The Madison Metro School District currently rents a space on Olin Avenue which serves as the base for four of the district’s intensive intervention programs.
About 500 elementary and middle school students with disabilities in the district are referred to the intensive support team each year.
Of those 500, the team selected 36 students who also require a high degree of individualized instruction and support to participate in the programs this year.
Last night, in an effort to reduce its leasing costs and provide these students with their own space, the Madison school board approved making a $4.5 million purchase of the building at 333 Holtzman Road to house the intervention programs.
Martha Olsen is the Assistant Director of Special Education for the Madison school district.

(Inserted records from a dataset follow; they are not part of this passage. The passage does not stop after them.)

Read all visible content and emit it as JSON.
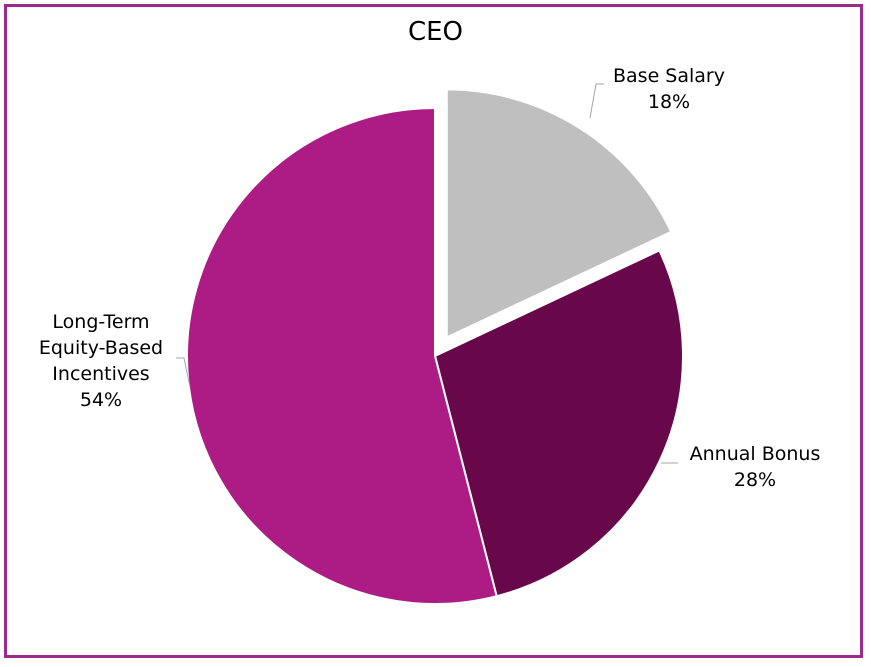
{
  "chart_data": {
    "type": "pie",
    "title": "CEO",
    "slices": [
      {
        "name": "Base Salary",
        "label_lines": [
          "Base Salary"
        ],
        "percent_label": "18%",
        "value": 18,
        "color": "#bfbfbf",
        "exploded": true
      },
      {
        "name": "Annual Bonus",
        "label_lines": [
          "Annual Bonus"
        ],
        "percent_label": "28%",
        "value": 28,
        "color": "#68074a",
        "exploded": false
      },
      {
        "name": "Long-Term Equity-Based Incentives",
        "label_lines": [
          "Long-Term",
          "Equity-Based",
          "Incentives"
        ],
        "percent_label": "54%",
        "value": 54,
        "color": "#ad1b84",
        "exploded": false
      }
    ],
    "start_angle_deg": 0,
    "direction": "clockwise",
    "legend": "none",
    "border_color": "#9b2a8a",
    "leader_line_color": "#a6a6a6"
  }
}
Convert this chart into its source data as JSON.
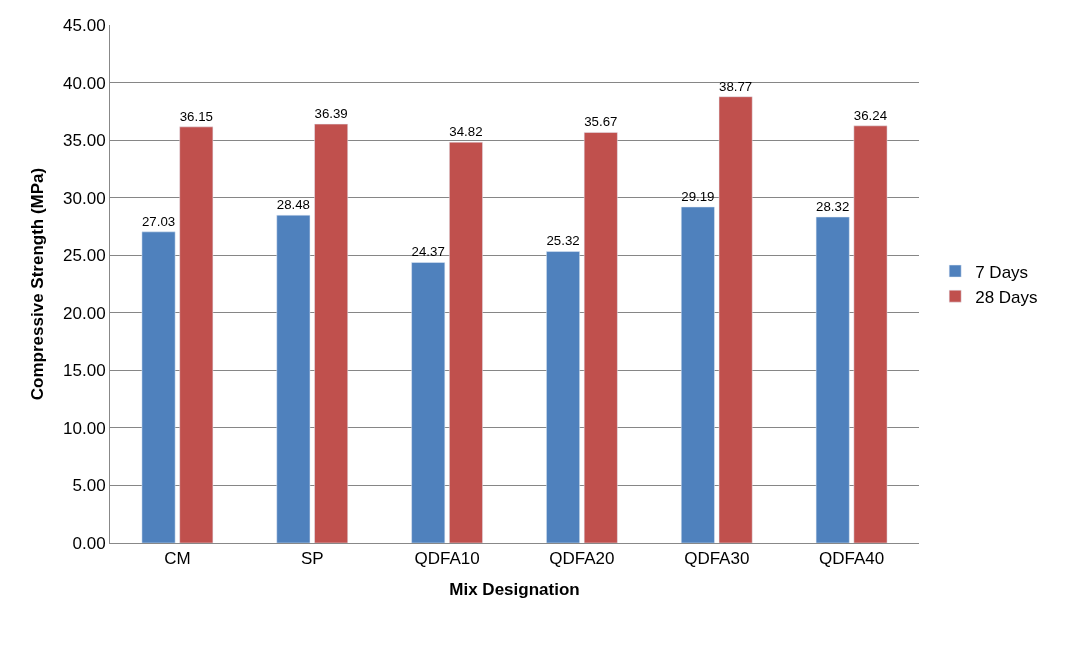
{
  "chart_data": {
    "type": "bar",
    "xlabel": "Mix Designation",
    "ylabel": "Compressive Strength (MPa)",
    "categories": [
      "CM",
      "SP",
      "QDFA10",
      "QDFA20",
      "QDFA30",
      "QDFA40"
    ],
    "series": [
      {
        "name": "7 Days",
        "color": "#4f81bd",
        "values": [
          27.03,
          28.48,
          24.37,
          25.32,
          29.19,
          28.32
        ]
      },
      {
        "name": "28 Days",
        "color": "#c0504d",
        "values": [
          36.15,
          36.39,
          34.82,
          35.67,
          38.77,
          36.24
        ]
      }
    ],
    "ylim": [
      0,
      45
    ],
    "yticks": [
      {
        "value": 0,
        "label": "0.00"
      },
      {
        "value": 5,
        "label": "5.00"
      },
      {
        "value": 10,
        "label": "10.00"
      },
      {
        "value": 15,
        "label": "15.00"
      },
      {
        "value": 20,
        "label": "20.00"
      },
      {
        "value": 25,
        "label": "25.00"
      },
      {
        "value": 30,
        "label": "30.00"
      },
      {
        "value": 35,
        "label": "35.00"
      },
      {
        "value": 40,
        "label": "40.00"
      },
      {
        "value": 45,
        "label": "45.00"
      }
    ],
    "grid": "y",
    "legend": "right",
    "data_labels": true
  }
}
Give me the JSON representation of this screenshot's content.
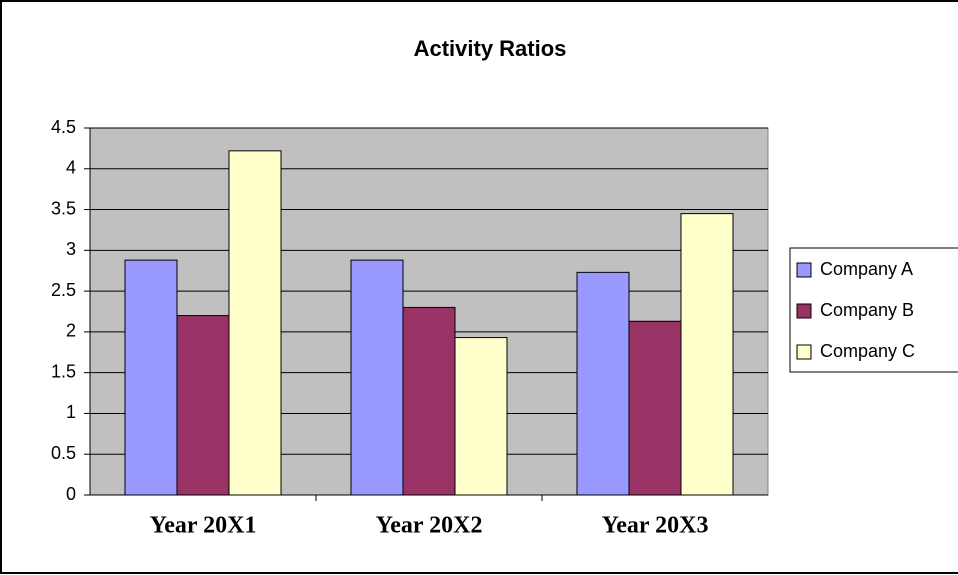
{
  "chart_data": {
    "type": "bar",
    "title": "Activity Ratios",
    "categories": [
      "Year 20X1",
      "Year 20X2",
      "Year 20X3"
    ],
    "series": [
      {
        "name": "Company A",
        "color": "#9999ff",
        "values": [
          2.88,
          2.88,
          2.73
        ]
      },
      {
        "name": "Company B",
        "color": "#993366",
        "values": [
          2.2,
          2.3,
          2.13
        ]
      },
      {
        "name": "Company C",
        "color": "#ffffcc",
        "values": [
          4.22,
          1.93,
          3.45
        ]
      }
    ],
    "ylim": [
      0,
      4.5
    ],
    "yticks": [
      0,
      0.5,
      1,
      1.5,
      2,
      2.5,
      3,
      3.5,
      4,
      4.5
    ],
    "grid": true,
    "legend": "right",
    "plot_background": "#c0c0c0"
  }
}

She says that even though the District has been committed to supporting students with disabilities in the past, it can still do better.

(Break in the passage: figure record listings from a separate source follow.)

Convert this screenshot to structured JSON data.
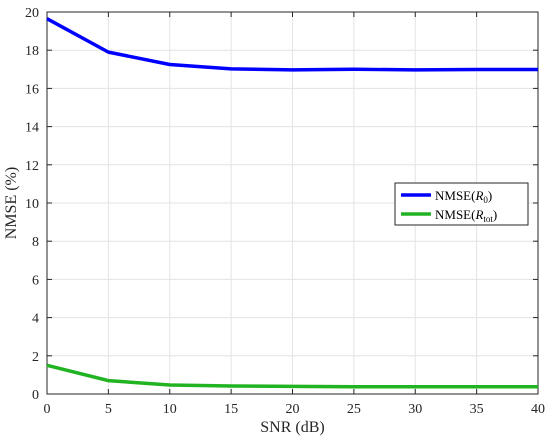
{
  "chart_data": {
    "type": "line",
    "xlabel": "SNR (dB)",
    "ylabel": "NMSE (%)",
    "xlim": [
      0,
      40
    ],
    "ylim": [
      0,
      20
    ],
    "xticks": [
      0,
      5,
      10,
      15,
      20,
      25,
      30,
      35,
      40
    ],
    "yticks": [
      0,
      2,
      4,
      6,
      8,
      10,
      12,
      14,
      16,
      18,
      20
    ],
    "grid": true,
    "legend_position": "right",
    "x": [
      0,
      5,
      10,
      15,
      20,
      25,
      30,
      35,
      40
    ],
    "series": [
      {
        "name": "NMSE(",
        "math": "R",
        "sub": "0",
        "suffix": ")",
        "color": "#0000ff",
        "values": [
          19.65,
          17.9,
          17.25,
          17.02,
          16.97,
          17.0,
          16.97,
          16.99,
          16.99
        ]
      },
      {
        "name": "NMSE(",
        "math": "R",
        "sub": "tot",
        "suffix": ")",
        "color": "#22b322",
        "values": [
          1.5,
          0.7,
          0.47,
          0.42,
          0.4,
          0.38,
          0.38,
          0.38,
          0.38
        ]
      }
    ]
  }
}
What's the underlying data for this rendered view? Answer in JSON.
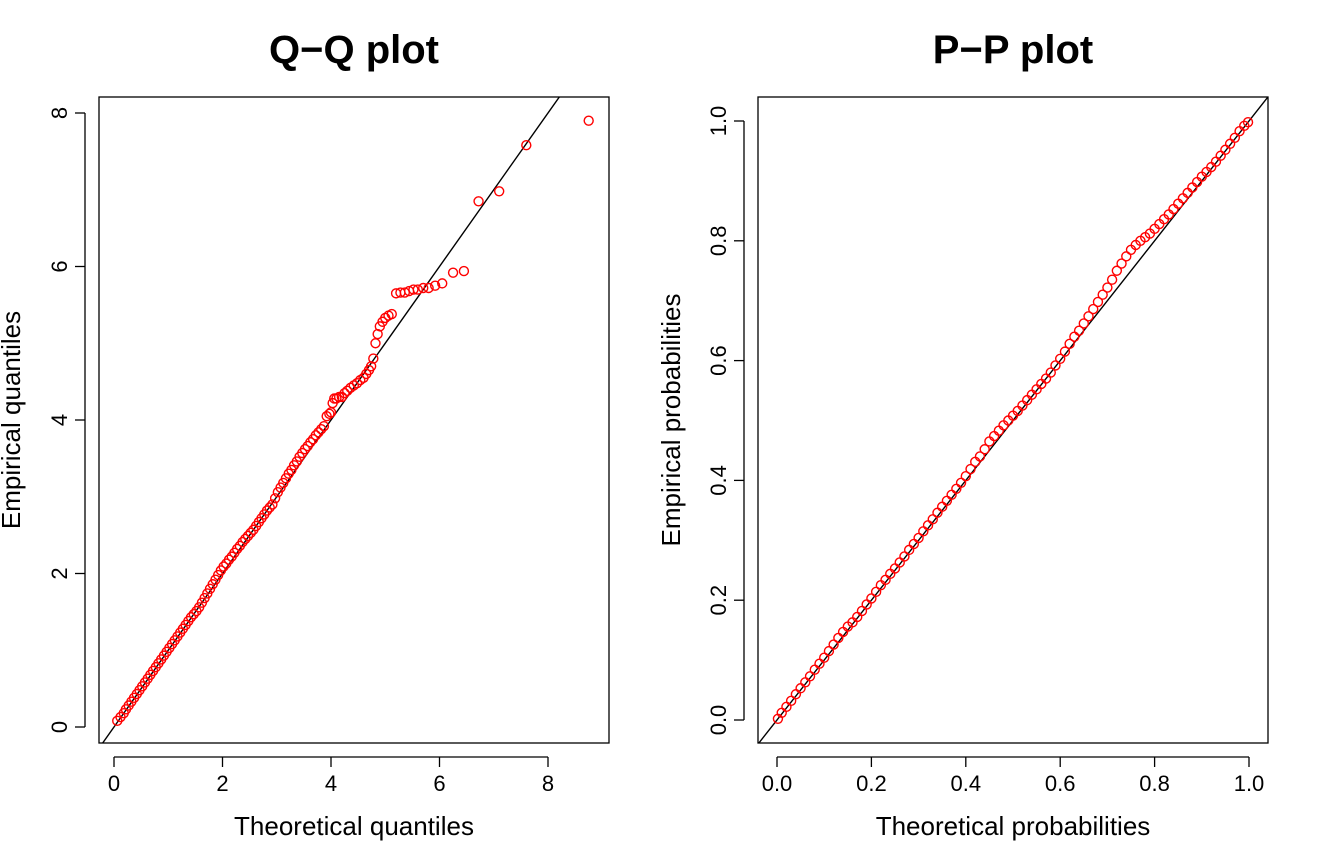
{
  "colors": {
    "points": "#ff0000",
    "line": "#000000",
    "background": "#ffffff"
  },
  "chart_data": [
    {
      "type": "scatter",
      "title": "Q−Q plot",
      "xlabel": "Theoretical quantiles",
      "ylabel": "Empirical quantiles",
      "xlim": [
        0,
        9
      ],
      "ylim": [
        0,
        8
      ],
      "xticks": [
        0,
        2,
        4,
        6,
        8
      ],
      "yticks": [
        0,
        2,
        4,
        6,
        8
      ],
      "xtick_labels": [
        "0",
        "2",
        "4",
        "6",
        "8"
      ],
      "ytick_labels": [
        "0",
        "2",
        "4",
        "6",
        "8"
      ],
      "grid": false,
      "reference_line": {
        "intercept": 0,
        "slope": 1
      },
      "series": [
        {
          "x": [
            0.06,
            0.12,
            0.18,
            0.22,
            0.27,
            0.32,
            0.37,
            0.42,
            0.47,
            0.52,
            0.57,
            0.62,
            0.67,
            0.72,
            0.77,
            0.82,
            0.87,
            0.92,
            0.97,
            1.02,
            1.07,
            1.12,
            1.17,
            1.22,
            1.27,
            1.32,
            1.37,
            1.42,
            1.47,
            1.52,
            1.57,
            1.62,
            1.67,
            1.72,
            1.77,
            1.82,
            1.87,
            1.92,
            1.97,
            2.02,
            2.07,
            2.12,
            2.17,
            2.22,
            2.27,
            2.32,
            2.37,
            2.42,
            2.47,
            2.52,
            2.57,
            2.62,
            2.67,
            2.72,
            2.77,
            2.82,
            2.87,
            2.92,
            2.97,
            3.02,
            3.07,
            3.12,
            3.17,
            3.22,
            3.27,
            3.32,
            3.37,
            3.42,
            3.47,
            3.52,
            3.57,
            3.62,
            3.67,
            3.72,
            3.77,
            3.82,
            3.87,
            3.92,
            3.97,
            4.0,
            4.03,
            4.06,
            4.1,
            4.15,
            4.2,
            4.25,
            4.3,
            4.36,
            4.42,
            4.48,
            4.54,
            4.6,
            4.65,
            4.7,
            4.74,
            4.78,
            4.82,
            4.86,
            4.9,
            4.95,
            5.0,
            5.06,
            5.12,
            5.2,
            5.28,
            5.36,
            5.44,
            5.52,
            5.6,
            5.7,
            5.8,
            5.92,
            6.05,
            6.25,
            6.45,
            6.72,
            7.1,
            7.6,
            8.75
          ],
          "y": [
            0.08,
            0.13,
            0.18,
            0.23,
            0.28,
            0.33,
            0.38,
            0.43,
            0.48,
            0.53,
            0.58,
            0.63,
            0.68,
            0.73,
            0.78,
            0.83,
            0.88,
            0.93,
            0.98,
            1.03,
            1.08,
            1.13,
            1.18,
            1.23,
            1.28,
            1.33,
            1.38,
            1.43,
            1.47,
            1.51,
            1.56,
            1.62,
            1.68,
            1.74,
            1.8,
            1.86,
            1.92,
            1.98,
            2.04,
            2.09,
            2.13,
            2.18,
            2.22,
            2.27,
            2.32,
            2.36,
            2.41,
            2.45,
            2.49,
            2.53,
            2.57,
            2.62,
            2.67,
            2.72,
            2.77,
            2.82,
            2.86,
            2.9,
            2.98,
            3.06,
            3.12,
            3.18,
            3.24,
            3.3,
            3.35,
            3.41,
            3.46,
            3.52,
            3.57,
            3.62,
            3.66,
            3.71,
            3.75,
            3.8,
            3.84,
            3.88,
            3.92,
            4.05,
            4.08,
            4.1,
            4.22,
            4.28,
            4.28,
            4.3,
            4.3,
            4.35,
            4.38,
            4.42,
            4.45,
            4.48,
            4.52,
            4.55,
            4.6,
            4.65,
            4.7,
            4.8,
            5.0,
            5.12,
            5.22,
            5.28,
            5.33,
            5.36,
            5.38,
            5.65,
            5.66,
            5.66,
            5.68,
            5.7,
            5.7,
            5.72,
            5.72,
            5.75,
            5.78,
            5.92,
            5.94,
            6.85,
            6.98,
            7.58,
            7.9
          ]
        }
      ]
    },
    {
      "type": "scatter",
      "title": "P−P plot",
      "xlabel": "Theoretical probabilities",
      "ylabel": "Empirical probabilities",
      "xlim": [
        0,
        1
      ],
      "ylim": [
        0,
        1
      ],
      "xticks": [
        0,
        0.2,
        0.4,
        0.6,
        0.8,
        1
      ],
      "yticks": [
        0,
        0.2,
        0.4,
        0.6,
        0.8,
        1
      ],
      "xtick_labels": [
        "0.0",
        "0.2",
        "0.4",
        "0.6",
        "0.8",
        "1.0"
      ],
      "ytick_labels": [
        "0.0",
        "0.2",
        "0.4",
        "0.6",
        "0.8",
        "1.0"
      ],
      "grid": false,
      "reference_line": {
        "intercept": 0,
        "slope": 1
      },
      "series": [
        {
          "x": [
            0.002,
            0.01,
            0.02,
            0.03,
            0.04,
            0.05,
            0.06,
            0.07,
            0.08,
            0.09,
            0.1,
            0.11,
            0.12,
            0.13,
            0.14,
            0.15,
            0.16,
            0.17,
            0.18,
            0.19,
            0.2,
            0.21,
            0.22,
            0.23,
            0.24,
            0.25,
            0.26,
            0.27,
            0.28,
            0.29,
            0.3,
            0.31,
            0.32,
            0.33,
            0.34,
            0.35,
            0.36,
            0.37,
            0.38,
            0.39,
            0.4,
            0.41,
            0.42,
            0.43,
            0.44,
            0.45,
            0.46,
            0.47,
            0.48,
            0.49,
            0.5,
            0.51,
            0.52,
            0.53,
            0.54,
            0.55,
            0.56,
            0.57,
            0.58,
            0.59,
            0.6,
            0.61,
            0.62,
            0.63,
            0.64,
            0.65,
            0.66,
            0.67,
            0.68,
            0.69,
            0.7,
            0.71,
            0.72,
            0.73,
            0.74,
            0.75,
            0.76,
            0.77,
            0.78,
            0.79,
            0.8,
            0.81,
            0.82,
            0.83,
            0.84,
            0.85,
            0.86,
            0.87,
            0.88,
            0.89,
            0.9,
            0.91,
            0.92,
            0.93,
            0.94,
            0.95,
            0.96,
            0.97,
            0.98,
            0.99,
            0.998
          ],
          "y": [
            0.002,
            0.012,
            0.022,
            0.032,
            0.043,
            0.053,
            0.063,
            0.073,
            0.084,
            0.094,
            0.104,
            0.115,
            0.126,
            0.137,
            0.147,
            0.156,
            0.163,
            0.172,
            0.182,
            0.193,
            0.203,
            0.214,
            0.225,
            0.234,
            0.244,
            0.253,
            0.263,
            0.273,
            0.284,
            0.294,
            0.304,
            0.315,
            0.325,
            0.335,
            0.346,
            0.356,
            0.366,
            0.376,
            0.386,
            0.396,
            0.407,
            0.419,
            0.431,
            0.44,
            0.452,
            0.465,
            0.474,
            0.483,
            0.492,
            0.5,
            0.508,
            0.516,
            0.525,
            0.534,
            0.543,
            0.552,
            0.561,
            0.57,
            0.58,
            0.592,
            0.603,
            0.615,
            0.628,
            0.64,
            0.65,
            0.662,
            0.674,
            0.686,
            0.698,
            0.71,
            0.722,
            0.735,
            0.75,
            0.762,
            0.774,
            0.785,
            0.793,
            0.8,
            0.806,
            0.812,
            0.82,
            0.828,
            0.836,
            0.844,
            0.853,
            0.862,
            0.871,
            0.88,
            0.889,
            0.898,
            0.907,
            0.915,
            0.923,
            0.932,
            0.942,
            0.952,
            0.962,
            0.972,
            0.983,
            0.992,
            0.998
          ]
        }
      ]
    }
  ]
}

“Our students share public restrooms, hallways, and common spaces with anybody that walks into that building,” Olsen says. “While our landlord is very supportive of us and our programs, we’re also reminded that we need to be a little more quiet, watch out for the cars driving in and out, and leave the landscape rocks alone, because it’s not our space.”
Olsen also says her students deserve a safe environment, but opponents of the proposal argue that separating students with disabilities from their peers amounts to segregation.

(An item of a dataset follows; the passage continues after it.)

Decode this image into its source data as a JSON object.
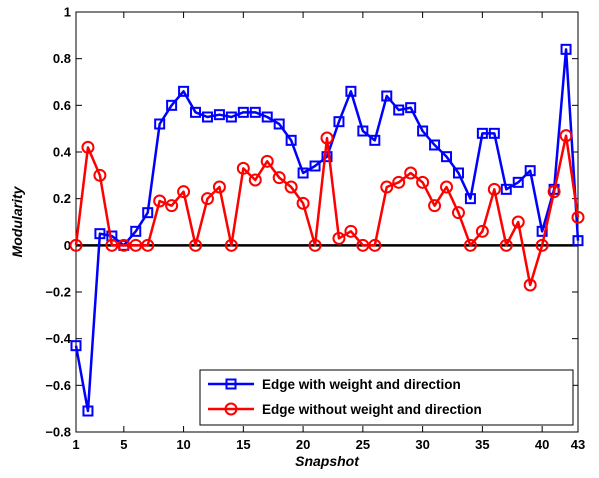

Andrea Ruppar, a professor of special education at the University of Wisconsin-Madison, says that removing students with disabilities from their peers defeats the whole purpose of special education.
“Special education cannot exist in the absence of general education because our goal as special educators is to support students’ access to the general curriculum,” Ruppar says. “If we don’t have a general curriculum, then there’s nothing for us to help students access. Then special educators are put in a position of making a whole curriculum for one, or two, or three, or five students.”
Ruppar also says that segregating students with disabilities leads to poorer educational outcomes, and makes it more likely that they will be segregated as adults.
In a four to three vote, the school board voted to approve the purchase of the building last night.
School board member Ali Muldrow was one who voted to buy the site.
She asserted during last night’s meeting that the District has a duty to meet students where they’re at, and that providing a place for students with disabilities to learn isn’t clearly segregation.
“We send educators into the jail, we send educators into hospitals, we send educators that allow for them to meet students where they’re at for whatever reasons that they are where they’re at, and I think to characterize this programming as segregation is a really complicated thing to do within special education,” Muldrow says.
Both supporters and critics of the proposal agree on one thing: the Olin Avenue location is not ideal.
“The Olin Avenue facility sucks, to be blunt about it. I’ve been in there, I have clients in there, [and] I’m not going to sing any praises about that facility,” says civil rights attorney Jeff Spitzer-Resnick.
He also says he’s frustrated the District considered purchasing the Holtzman Road site without community input.
“This action last night was taken without really significant, if any, input, other than the three minutes that people were allowed to give in public comments,” Spitzer-Resnick says. “There’s [also] a Special Ed Parent Advisory Committee that was not really consulted on this huge purchase, and so [both] the administration and the board need to do a lot better job engaging with the thousands of families that have children in special education.”
The district will close on the property in February or March of next year, and will be able to move the intensive support programs to the new property in 2021 after renovations are made
An amendment to the purchase was also approved last night.
That amendment would require a report about the rates of students who return to neighborhood schools before programming for high school students could be expanded to the new location.